Education Secretary Betsy DeVos is not just rewriting the book on higher education. She is tearing out its fundamental chapters, from the value of a credit hour to the faculty’s role in teaching students.
In a new set of proposals, DeVos and her Department of Education have laid out a system of higher education that favors for-profit institutions, gutting accountability with a series of deregulatory measures and opening the gates for bad actors to exploit the neediest students.
It all begins with “negotiated rulemaking,” a wonky term for review of existing policy. The process, which begins Jan. 15, is supposed to provide an opportunity for stakeholders to weigh in on carefully considered changes to our system of higher education, including certificate and degree programs. Typically, one or two rules are considered, but this time, a whopping 16 are on the docket. And the 15-person review board includes financial aid administrators, university executives, accrediting agencies and a couple of students, but no faculty.
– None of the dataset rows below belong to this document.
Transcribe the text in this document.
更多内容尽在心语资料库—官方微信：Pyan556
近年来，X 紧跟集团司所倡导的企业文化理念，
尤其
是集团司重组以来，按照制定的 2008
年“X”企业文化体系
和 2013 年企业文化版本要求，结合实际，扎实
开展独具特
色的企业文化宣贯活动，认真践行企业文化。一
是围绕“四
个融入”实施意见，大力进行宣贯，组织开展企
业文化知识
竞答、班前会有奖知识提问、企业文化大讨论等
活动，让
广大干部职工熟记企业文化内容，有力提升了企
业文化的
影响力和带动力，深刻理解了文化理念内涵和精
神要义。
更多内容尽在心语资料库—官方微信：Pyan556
Major changes are under consideration, and include altering the definition of the credit-hour—a move that would allow schools to assign subpar values and make credits flimsy, ill-defined and in many cases ineligible for transfer. Other proposals would change the requirements for correspondence courses and distance education, and reduce faculty-student interaction for online programs down to zero. That means a student could get a degree and never come in contact with a faculty member.
Also up for consideration: decreased accountability among accreditation agencies, which issue the accreditation stamps of approval institutions need to qualify for students’ federal financial aid money. Accreditors are the gatekeepers to federal education dollars for postsecondary institutions, and the DeVos proposal would allow them to operate with little oversight.
“The proposed regulations up for debate put students at risk,” says AFT President Randi Weingarten. “They make it easier for schools to provide unsuspecting students with an ‘education’ that barely meets academic standards. They gut already-weak oversight, making it easier for new accreditors and providers to charge money for a degree—even when they’re not offering real educational services. And they allow accreditors to protect educational institutions that flout equality standards mandated by Title IV by using a ‘religious’ defense.”
One proposal would eliminate the requirement that schools tell students whether their graduates meet licensure requirements in the state where they reside—so, for instance, a nursing program could graduate students who would not qualify for the state nursing license required for them to find a job. Another proposal would allow institutions that lose their accreditation to continue getting federal financial aid money from its students, even though their programs are clearly failing. Yet another would lower the requirements for new accreditors to enter the field.
Each measure would gut already-weak oversight and open the door for predatory operators to set up and take advantage of students who spend federally provided financial aid money at spurious institutions, then wind up with thousands of dollars in debt and no skills to find jobs with which to pay it off. Yet the committee is expected to wade through 200 pages and hours of testimony to come to its conclusions. If it does not, the Department of Education will simply implement its own proposals—making the entire process, in the view of many education policy experts, a charade.
“The [Jan. 15] hearing is a shameful Potemkin process—a fake process intended to look effective but that, in fact, lacks substance—set up by Education Secretary Betsy DeVos, seemingly to do the bidding of the predatory for-profit colleges whose profiteering interests she appears to serve,” says Weingarten. “The secretary is sworn to represent students, yet she neglects them consistently; instead, she goes to bat, time and time again, for corporate cronies who want to siphon off hundreds of billions of dollars of public money for profit.”